For the basic model fitted separately to each province, we supplied flat (uniform) priors for the transmission coefficient (β) and immigration rate (ϕ) that each ranged between 0 and 5, and 16 chains, with a 60 000 step adaptation, 60 000 step burn-in, and sampling of the chains for 1000 steps. The prior for the start day of community spread (T_c) was modelled as a uniform categorical variable between day 2 and the second last day of the data timeseries for each province. For the hierarchical model the transmission coefficient (β) and immigration rate (ϕ) were both modeled as log-normal distributions, with the prior for the mean uniformly distributed between −5 and 5 on a natural log scale and a standard deviation for inter-provincial variation that was uniformly distributed between zero and 1 000 000. The likelihood function modeled the observed counts of new cases per day as a Poisson process with mean rate parameter each day given by T_i(t) + I_i(t), where the subscript i indicates the focal province. The likelihood therefore does not explicitly treat cases from travellers and nontravellers separately, as this was not consistently reported in the data.

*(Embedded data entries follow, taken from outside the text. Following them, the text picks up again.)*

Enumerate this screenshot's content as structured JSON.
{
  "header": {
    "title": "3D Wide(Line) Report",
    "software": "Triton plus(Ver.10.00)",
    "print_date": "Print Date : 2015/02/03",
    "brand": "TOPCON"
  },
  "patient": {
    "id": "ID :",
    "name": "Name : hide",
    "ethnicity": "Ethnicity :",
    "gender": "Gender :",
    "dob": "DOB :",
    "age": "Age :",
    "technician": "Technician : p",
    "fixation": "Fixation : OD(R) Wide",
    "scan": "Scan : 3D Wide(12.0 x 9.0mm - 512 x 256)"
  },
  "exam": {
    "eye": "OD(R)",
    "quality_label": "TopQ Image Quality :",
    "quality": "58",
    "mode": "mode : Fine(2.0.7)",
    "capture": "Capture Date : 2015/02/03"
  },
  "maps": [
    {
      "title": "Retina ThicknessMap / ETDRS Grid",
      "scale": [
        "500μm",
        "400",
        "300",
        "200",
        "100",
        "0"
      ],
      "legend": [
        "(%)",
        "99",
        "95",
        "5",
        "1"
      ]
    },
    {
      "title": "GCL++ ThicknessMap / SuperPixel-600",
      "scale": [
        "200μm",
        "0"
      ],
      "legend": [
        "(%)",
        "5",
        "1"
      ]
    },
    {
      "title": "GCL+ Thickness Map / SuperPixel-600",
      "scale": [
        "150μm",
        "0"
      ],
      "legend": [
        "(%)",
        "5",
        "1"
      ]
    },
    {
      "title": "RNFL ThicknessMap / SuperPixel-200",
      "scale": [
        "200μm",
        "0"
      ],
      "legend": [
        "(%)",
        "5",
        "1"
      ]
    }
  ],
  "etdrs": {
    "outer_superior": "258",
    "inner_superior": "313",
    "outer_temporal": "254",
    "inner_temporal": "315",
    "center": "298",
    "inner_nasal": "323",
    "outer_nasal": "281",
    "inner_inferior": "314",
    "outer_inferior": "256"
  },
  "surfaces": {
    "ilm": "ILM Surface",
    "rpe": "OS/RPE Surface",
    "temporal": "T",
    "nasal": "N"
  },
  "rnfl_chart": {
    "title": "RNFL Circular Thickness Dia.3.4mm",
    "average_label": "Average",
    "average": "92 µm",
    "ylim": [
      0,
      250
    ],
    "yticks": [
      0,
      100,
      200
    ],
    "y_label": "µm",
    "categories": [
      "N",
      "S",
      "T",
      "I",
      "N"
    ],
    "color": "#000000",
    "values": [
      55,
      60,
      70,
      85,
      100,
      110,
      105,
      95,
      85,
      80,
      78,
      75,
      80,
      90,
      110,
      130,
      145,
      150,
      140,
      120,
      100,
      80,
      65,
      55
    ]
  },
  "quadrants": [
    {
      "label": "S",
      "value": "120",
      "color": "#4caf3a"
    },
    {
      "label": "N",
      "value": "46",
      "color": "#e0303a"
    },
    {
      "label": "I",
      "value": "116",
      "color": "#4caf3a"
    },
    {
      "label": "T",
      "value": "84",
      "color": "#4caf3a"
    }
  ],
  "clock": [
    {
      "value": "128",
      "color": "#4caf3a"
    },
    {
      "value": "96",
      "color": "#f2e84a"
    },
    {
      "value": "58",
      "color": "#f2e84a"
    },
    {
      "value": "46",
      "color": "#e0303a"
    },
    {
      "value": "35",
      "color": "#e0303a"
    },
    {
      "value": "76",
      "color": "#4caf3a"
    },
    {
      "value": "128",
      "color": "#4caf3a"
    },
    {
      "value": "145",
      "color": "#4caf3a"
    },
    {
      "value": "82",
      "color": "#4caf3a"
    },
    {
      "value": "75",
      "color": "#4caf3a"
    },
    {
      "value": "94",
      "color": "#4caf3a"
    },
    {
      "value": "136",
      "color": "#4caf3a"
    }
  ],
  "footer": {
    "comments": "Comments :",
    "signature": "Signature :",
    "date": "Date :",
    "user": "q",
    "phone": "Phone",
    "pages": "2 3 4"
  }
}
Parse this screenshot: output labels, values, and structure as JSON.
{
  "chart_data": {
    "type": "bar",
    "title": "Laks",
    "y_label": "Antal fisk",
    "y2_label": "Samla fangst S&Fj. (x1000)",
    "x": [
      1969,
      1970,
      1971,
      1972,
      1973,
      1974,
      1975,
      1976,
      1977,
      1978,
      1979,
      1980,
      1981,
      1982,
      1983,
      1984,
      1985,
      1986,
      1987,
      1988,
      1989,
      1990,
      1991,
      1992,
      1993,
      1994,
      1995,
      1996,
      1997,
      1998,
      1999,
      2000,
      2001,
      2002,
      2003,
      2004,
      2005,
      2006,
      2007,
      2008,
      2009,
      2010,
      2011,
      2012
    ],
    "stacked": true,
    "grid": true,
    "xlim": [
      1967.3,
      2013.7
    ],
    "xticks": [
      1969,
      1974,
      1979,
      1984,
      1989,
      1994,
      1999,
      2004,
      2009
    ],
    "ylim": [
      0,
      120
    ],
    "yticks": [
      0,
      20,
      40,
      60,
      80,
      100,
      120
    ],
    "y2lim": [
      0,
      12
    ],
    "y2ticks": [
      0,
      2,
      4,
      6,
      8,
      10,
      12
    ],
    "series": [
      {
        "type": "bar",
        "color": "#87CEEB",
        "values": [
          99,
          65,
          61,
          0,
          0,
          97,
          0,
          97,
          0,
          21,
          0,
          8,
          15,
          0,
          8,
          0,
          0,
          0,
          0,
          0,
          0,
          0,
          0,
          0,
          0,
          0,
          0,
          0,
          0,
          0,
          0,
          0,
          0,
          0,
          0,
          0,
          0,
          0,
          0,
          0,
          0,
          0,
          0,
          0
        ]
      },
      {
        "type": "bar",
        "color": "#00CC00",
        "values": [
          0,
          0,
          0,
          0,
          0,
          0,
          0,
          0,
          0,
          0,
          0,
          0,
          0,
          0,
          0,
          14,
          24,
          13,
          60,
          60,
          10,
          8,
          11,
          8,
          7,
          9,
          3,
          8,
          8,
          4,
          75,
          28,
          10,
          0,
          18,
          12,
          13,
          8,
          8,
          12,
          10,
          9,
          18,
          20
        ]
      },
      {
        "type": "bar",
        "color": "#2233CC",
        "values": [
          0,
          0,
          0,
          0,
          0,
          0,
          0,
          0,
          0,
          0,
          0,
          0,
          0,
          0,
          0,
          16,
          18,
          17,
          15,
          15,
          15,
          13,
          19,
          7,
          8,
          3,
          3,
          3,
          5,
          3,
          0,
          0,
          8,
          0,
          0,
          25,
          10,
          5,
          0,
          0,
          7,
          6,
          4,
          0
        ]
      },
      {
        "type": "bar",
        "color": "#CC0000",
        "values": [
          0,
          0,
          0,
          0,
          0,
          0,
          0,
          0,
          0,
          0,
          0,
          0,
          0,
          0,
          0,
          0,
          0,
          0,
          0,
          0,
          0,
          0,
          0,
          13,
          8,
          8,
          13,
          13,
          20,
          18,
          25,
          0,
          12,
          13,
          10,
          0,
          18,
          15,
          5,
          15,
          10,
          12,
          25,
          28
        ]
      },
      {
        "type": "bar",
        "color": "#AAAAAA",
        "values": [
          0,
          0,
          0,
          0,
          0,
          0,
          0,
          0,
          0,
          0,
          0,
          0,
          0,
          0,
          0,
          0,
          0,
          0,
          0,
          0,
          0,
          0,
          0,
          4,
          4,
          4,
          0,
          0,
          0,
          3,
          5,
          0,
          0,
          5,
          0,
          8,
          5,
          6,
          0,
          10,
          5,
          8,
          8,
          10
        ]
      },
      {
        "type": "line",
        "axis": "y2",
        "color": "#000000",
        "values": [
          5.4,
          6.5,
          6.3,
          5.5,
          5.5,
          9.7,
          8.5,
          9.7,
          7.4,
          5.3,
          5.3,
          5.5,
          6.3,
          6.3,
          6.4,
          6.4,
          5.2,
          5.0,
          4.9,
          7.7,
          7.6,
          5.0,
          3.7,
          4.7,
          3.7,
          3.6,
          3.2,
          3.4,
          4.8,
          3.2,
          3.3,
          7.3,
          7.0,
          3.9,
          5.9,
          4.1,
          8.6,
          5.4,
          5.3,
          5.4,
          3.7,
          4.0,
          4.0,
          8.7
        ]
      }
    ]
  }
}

Note that this model did not explicitly consider under-reporting of cases, which could be incorporated in the model in a couple of ways—with the number of cases reported per day being proportional to the total number of infected individuals on that day or with subcompartments for infected individuals in reported and not-reported categories. In both situations, there are unestimable parameters because the true total number of infected individuals in the population is not known and other data are needed to inform testing rates and post-testing transmission rates. Our model is based on the first scenario, where the likelihood function has the number of observed cases per day matched with the number of predicted cases per day as a Poisson process, and which is an appropriate approximation of a subcompartment model if the proportion of infected individuals that get tested and test positive is low, both reasonable approximations under conditions of frequent asymptomatic infecteds and low testing rates. Our model does not consider time lags in testing and reporting or a constant under-reporting rate, as neither affect the estimation of the other parameters; introducing an under-reporting coefficient only scales the total model but does not affect the relative differences between traveller and community population parameters that determine the shape of the curve that is fitted.